EdgeFusion: Hybrid SSM-Transformer with Sub-4-Bit Quantization for Edge LLM Inference

Paper: "Optimizing Large Language Models for Efficient Edge Inference via Hybrid SSM-Transformer Architectures and Sub-4-Bit Quantization"
Authors: Jordan M. Ellis, Priya R. Shenoy, Marcus T. Okafor, Lin Wei
Venue: NeurIPS 2024 | arXiv: 2409.XXXXX
Code: github.com/edge-llm-lab/ssm-sparse (original)

Overview

EdgeFusion enables deployment of 7B-class language models on commodity edge hardware (phones, embedded boards) within a 4 GB memory envelope. It combines two techniques:

Hybrid SSM-Transformer stack with differentiable sparse routing — each layer independently learns to route through either a Mamba-style SSM block (O(n), efficient) or a standard multi-head attention block (O(n²), expressive). At convergence, ~68% of layers route to SSM, reducing activated FLOPs by 38.6%.
Adaptive sub-4-bit block-wise weight quantization — weights are quantized to an average of 3.1 bits per parameter (block size B=128), with the top 0.5% of weight outliers retained at 6-bit precision in a sparse correction matrix. Activations remain in bfloat16.

Together, these achieve 2.7× throughput improvement and 61% peak memory reduction versus a full-precision dense Transformer baseline, with only 0.38 PPL degradation on Wikitext-103.

Expected Results (Paper Table 1 & 2, EdgeFusion-7B)

Metric	EdgeFusion-7B	Dense FP16	GPTQ-4bit	Mamba-pure
PPL (Wikitext-103) ↓	6.52	6.14	6.51	6.89
MMLU 5-shot ↑	62.7%	63.4%	62.1%	59.8%
HellaSwag ↑	80.3%	81.2%	79.9%	76.4%
ARC-Challenge ↑	52.9%	53.7%	52.4%	50.1%
GSM8K 8-shot ↑	46.8%	47.9%	45.3%	41.2%
Peak Memory (GB) ↓	5.4	14.0	5.8	14.0
Tokens/sec ↑	11.4	4.2	9.1	11.8
GFLOPs/token ↓	8.8	14.4	14.4	8.8

Hardware: Snapdragon 8 Gen 3. Paper reports 7 edge targets; only one shown here.

Quick Start

# 1. Clone and install
git clone https://github.com/your-org/edgefusion
cd edgefusion
pip install -e .
pip install mamba-ssm causal-conv1d  # CUDA 11.8+ required

# 2. Validate setup (no training)
python train.py --config configs/edgefusion_7b.yaml --output-dir ./checkpoints --dry-run

# 3. Train (router + quantization, 25K steps on The Pile)
python train.py --config configs/edgefusion_7b.yaml --output-dir ./checkpoints

# 4. Evaluate
python evaluate.py --checkpoint ./checkpoints/checkpoint_quantized

# 5. Interactive inference
python inference.py --checkpoint ./checkpoints/checkpoint_quantized \
    --prompt "Edge computing enables" --profile

Installation

pip

pip install -r requirements.txt
pip install mamba-ssm causal-conv1d  # separate — requires CUDA compilation

conda

conda env create -f environment.yaml
conda activate edgefusion
pip install mamba-ssm causal-conv1d

Docker

cd docker && docker-compose build
docker-compose run train

CPU / No CUDA (Raspberry Pi, Apple Silicon)

Set ssm_backend: reference in configs/edgefusion_7b.yaml.

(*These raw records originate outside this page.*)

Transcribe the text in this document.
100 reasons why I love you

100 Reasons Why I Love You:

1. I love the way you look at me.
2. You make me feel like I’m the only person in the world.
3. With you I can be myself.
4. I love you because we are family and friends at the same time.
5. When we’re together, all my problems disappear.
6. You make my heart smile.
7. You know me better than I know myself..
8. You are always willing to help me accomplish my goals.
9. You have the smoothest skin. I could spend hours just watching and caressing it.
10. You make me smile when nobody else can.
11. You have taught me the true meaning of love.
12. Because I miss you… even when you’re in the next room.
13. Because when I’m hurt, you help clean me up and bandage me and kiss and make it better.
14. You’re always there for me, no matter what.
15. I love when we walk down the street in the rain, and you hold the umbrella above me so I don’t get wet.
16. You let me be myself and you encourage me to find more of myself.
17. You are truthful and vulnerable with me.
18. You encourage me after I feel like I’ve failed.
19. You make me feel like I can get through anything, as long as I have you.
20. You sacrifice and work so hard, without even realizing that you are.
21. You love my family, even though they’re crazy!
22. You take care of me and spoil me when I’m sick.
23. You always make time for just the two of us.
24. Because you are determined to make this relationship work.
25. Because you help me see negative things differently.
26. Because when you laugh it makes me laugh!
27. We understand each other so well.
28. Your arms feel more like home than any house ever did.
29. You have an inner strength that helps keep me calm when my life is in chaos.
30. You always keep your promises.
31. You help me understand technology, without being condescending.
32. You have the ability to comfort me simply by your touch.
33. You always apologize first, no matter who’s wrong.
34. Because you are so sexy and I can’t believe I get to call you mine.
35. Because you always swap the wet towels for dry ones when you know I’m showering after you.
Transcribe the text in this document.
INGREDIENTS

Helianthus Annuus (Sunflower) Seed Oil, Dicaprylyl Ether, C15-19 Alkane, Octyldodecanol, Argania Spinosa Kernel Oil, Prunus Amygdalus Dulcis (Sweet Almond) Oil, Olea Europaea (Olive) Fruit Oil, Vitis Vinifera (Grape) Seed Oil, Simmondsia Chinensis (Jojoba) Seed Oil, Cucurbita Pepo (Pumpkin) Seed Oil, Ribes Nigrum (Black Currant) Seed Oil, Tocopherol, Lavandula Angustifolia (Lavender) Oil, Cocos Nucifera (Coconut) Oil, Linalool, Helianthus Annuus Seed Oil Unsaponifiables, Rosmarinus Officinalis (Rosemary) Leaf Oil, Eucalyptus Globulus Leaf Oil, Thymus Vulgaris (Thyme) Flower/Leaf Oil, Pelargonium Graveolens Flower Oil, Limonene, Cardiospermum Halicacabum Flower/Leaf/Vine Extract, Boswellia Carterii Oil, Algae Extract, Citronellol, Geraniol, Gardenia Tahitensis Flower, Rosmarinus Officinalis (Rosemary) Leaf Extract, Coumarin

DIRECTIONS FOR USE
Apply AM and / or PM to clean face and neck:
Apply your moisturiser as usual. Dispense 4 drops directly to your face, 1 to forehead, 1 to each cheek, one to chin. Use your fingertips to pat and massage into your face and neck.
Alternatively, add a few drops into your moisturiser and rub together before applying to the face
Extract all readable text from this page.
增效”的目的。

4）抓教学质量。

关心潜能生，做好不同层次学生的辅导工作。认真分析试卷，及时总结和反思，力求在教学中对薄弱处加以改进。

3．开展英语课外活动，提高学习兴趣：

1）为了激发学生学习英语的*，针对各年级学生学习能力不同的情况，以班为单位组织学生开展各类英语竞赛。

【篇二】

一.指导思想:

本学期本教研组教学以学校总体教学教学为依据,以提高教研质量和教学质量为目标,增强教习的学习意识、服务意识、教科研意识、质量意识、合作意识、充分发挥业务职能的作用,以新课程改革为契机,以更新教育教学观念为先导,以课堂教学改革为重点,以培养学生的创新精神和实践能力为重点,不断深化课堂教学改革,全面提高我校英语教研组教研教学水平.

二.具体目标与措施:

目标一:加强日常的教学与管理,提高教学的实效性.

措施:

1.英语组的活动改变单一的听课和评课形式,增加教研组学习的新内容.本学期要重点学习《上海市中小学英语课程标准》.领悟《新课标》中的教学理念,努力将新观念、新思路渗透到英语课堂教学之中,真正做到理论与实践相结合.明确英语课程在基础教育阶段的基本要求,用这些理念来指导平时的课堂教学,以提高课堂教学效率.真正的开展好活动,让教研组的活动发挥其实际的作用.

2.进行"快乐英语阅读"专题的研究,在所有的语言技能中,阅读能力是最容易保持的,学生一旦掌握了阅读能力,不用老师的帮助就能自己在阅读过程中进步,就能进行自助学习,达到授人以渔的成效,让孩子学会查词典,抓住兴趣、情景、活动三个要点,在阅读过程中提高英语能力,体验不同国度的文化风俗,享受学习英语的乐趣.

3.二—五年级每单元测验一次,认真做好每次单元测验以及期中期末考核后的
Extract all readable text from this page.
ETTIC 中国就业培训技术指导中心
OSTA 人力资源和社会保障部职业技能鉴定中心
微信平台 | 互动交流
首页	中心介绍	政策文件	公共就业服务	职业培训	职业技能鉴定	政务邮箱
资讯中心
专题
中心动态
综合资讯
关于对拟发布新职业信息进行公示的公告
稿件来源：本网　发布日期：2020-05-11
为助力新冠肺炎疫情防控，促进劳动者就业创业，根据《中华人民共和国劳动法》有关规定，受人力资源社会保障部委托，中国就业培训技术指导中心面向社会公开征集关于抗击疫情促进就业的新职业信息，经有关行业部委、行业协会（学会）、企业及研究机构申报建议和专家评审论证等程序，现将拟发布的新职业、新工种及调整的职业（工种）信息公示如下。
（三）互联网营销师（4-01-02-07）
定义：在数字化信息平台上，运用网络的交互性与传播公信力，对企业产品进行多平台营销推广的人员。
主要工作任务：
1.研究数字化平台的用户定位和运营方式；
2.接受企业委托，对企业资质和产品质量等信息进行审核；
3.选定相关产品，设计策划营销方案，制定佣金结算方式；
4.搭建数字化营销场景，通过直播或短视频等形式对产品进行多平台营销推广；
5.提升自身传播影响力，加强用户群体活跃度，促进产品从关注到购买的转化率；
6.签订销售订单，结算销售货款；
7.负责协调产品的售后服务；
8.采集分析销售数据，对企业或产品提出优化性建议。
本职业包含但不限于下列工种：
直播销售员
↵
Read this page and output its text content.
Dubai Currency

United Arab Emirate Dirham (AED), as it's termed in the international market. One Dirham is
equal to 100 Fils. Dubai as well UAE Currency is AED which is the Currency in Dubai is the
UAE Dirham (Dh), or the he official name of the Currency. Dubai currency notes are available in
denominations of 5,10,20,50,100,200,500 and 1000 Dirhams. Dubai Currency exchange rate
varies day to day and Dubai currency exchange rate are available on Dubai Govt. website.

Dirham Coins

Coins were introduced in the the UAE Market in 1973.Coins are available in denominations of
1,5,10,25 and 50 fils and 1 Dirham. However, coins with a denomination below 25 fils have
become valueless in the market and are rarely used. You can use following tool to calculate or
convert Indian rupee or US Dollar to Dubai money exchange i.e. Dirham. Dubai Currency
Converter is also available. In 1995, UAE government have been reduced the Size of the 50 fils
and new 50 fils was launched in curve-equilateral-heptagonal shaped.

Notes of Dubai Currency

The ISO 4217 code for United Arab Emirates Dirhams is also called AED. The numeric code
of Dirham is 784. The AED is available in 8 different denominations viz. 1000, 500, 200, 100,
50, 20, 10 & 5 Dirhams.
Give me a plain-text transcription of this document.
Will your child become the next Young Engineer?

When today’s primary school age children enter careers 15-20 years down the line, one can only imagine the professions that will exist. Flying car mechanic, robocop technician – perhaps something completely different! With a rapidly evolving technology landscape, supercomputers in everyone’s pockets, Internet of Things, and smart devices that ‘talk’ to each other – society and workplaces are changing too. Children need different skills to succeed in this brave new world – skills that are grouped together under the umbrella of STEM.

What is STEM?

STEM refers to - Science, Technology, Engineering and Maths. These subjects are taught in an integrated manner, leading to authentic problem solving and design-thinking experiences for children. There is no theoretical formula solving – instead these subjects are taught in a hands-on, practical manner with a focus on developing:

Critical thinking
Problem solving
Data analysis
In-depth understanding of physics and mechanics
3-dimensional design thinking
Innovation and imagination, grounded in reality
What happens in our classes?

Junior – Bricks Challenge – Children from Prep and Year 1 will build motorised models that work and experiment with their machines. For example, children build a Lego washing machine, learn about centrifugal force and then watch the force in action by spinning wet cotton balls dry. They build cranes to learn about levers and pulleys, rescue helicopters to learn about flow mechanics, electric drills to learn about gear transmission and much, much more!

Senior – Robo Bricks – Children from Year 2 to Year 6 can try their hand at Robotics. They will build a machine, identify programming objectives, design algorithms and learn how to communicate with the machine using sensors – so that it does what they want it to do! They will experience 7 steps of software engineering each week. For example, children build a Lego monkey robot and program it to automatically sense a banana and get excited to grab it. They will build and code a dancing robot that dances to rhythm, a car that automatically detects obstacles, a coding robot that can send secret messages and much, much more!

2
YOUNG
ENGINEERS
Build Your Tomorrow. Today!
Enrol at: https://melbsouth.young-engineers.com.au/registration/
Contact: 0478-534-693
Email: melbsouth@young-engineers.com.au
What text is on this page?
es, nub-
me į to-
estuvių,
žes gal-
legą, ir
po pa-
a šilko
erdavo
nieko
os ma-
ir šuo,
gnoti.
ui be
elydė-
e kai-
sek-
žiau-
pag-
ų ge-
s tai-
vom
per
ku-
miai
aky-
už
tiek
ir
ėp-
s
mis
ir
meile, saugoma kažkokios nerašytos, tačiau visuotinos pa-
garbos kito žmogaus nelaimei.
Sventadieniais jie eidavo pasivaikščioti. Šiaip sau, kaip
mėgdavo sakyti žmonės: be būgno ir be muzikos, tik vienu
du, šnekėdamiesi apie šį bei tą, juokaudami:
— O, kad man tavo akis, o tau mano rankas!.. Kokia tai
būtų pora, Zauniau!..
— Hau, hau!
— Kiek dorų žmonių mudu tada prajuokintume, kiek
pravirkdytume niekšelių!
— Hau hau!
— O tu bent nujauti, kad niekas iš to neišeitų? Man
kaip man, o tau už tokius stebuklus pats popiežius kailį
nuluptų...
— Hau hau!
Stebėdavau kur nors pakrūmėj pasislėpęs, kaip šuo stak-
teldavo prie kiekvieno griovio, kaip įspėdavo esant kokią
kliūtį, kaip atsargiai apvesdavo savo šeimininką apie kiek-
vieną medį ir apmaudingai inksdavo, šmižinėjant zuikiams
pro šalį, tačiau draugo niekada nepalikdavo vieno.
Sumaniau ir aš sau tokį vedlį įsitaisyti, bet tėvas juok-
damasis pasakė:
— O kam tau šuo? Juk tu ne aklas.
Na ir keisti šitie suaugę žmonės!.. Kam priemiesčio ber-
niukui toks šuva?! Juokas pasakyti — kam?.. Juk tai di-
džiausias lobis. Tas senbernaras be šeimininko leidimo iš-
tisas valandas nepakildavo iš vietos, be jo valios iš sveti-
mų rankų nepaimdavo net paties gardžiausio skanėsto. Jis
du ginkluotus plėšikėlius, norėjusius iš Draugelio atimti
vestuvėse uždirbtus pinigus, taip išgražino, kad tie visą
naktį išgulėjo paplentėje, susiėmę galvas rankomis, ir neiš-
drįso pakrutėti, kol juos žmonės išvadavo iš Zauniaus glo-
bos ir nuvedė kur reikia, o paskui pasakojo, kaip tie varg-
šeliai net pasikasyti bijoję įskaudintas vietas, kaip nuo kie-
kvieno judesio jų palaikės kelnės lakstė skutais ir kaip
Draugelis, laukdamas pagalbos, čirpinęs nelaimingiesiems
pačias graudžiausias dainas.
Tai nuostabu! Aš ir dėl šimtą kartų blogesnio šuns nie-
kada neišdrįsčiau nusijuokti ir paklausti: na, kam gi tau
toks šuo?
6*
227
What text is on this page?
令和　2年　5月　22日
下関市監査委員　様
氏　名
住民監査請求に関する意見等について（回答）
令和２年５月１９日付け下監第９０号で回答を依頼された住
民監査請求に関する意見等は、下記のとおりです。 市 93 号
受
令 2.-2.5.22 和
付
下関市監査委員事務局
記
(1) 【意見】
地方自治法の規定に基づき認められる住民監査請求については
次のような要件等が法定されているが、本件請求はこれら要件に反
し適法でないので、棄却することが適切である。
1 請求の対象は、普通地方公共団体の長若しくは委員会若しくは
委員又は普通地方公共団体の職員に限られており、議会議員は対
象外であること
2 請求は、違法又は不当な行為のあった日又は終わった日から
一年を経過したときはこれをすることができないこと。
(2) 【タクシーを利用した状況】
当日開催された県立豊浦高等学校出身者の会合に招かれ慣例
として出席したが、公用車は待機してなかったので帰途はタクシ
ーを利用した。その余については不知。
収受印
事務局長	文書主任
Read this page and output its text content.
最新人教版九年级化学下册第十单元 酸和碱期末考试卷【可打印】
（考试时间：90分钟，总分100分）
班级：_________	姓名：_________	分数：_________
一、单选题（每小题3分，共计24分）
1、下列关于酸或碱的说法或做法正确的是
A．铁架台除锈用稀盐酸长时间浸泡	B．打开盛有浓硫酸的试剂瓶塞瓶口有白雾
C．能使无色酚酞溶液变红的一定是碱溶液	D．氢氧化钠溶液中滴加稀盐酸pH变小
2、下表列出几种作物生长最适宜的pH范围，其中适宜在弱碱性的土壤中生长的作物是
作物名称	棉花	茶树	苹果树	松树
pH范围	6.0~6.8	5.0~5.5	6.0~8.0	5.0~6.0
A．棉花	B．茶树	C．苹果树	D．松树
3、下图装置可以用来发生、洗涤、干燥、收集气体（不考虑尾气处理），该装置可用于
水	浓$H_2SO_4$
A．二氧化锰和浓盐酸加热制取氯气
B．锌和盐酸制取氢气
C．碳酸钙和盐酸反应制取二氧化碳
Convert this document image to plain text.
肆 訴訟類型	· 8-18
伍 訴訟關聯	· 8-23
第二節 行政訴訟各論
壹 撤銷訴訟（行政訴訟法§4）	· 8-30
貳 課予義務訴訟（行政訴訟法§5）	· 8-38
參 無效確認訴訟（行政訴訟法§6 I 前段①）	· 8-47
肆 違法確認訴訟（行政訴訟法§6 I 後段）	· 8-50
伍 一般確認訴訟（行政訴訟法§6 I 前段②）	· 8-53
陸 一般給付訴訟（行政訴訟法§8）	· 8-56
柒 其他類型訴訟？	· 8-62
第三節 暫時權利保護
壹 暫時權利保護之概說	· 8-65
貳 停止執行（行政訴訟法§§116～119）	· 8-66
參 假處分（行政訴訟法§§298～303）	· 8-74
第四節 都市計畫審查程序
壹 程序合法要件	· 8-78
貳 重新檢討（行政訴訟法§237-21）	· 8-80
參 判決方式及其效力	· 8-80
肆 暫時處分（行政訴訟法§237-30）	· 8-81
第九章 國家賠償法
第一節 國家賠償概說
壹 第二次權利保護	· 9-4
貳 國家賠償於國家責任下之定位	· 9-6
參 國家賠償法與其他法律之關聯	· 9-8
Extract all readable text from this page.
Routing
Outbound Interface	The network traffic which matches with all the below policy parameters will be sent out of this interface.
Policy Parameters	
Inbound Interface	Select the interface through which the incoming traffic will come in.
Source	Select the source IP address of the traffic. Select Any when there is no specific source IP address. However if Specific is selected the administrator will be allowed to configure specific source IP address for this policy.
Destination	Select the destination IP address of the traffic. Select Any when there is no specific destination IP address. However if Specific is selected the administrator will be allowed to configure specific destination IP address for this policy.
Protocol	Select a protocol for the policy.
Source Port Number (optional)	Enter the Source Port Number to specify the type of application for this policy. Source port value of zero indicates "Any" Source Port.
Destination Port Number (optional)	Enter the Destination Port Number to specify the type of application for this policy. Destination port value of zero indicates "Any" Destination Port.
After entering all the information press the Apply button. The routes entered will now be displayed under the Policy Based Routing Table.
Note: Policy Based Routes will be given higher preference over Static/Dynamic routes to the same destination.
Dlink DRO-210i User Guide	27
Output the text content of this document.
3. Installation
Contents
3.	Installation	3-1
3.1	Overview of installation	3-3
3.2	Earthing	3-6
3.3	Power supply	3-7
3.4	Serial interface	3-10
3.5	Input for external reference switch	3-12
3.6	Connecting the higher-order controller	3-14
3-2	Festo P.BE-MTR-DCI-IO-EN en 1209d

The reference backend uses a pure-PyTorch SSM implementation (slower, no CUDA dependency).

Training

Full training (router + quantization, ~25K steps):

python train.py \
    --config configs/edgefusion_7b.yaml \
    --base-model meta-llama/Meta-Llama-3.1-7B \
    --output-dir ./checkpoints

Router training only (skip quantization):

python train.py --config configs/edgefusion_7b.yaml \
    --output-dir ./checkpoints --skip-quantization

Frozen base (only train router and quantization params):

python train.py --config configs/edgefusion_7b.yaml \
    --output-dir ./checkpoints --freeze-base

Standalone quantization (after router training):

python quantize.py \
    --checkpoint ./checkpoints/checkpoint_final \
    --output-dir ./checkpoints/checkpoint_quantized

Debug mode (quick local test, 100 steps):

python train.py --config configs/edgefusion_7b.yaml --output-dir ./checkpoints --debug

Monitoring Convergence

The key convergence signal is SSM routing fraction (target: 68% per paper Section 5.4):

python analyze_router.py --checkpoint ./checkpoints/checkpoint_final --plot

A model is converged when:

SSM fraction ≈ 68%
Mean gate entropy H < 0.15 bits (per Section 5.4)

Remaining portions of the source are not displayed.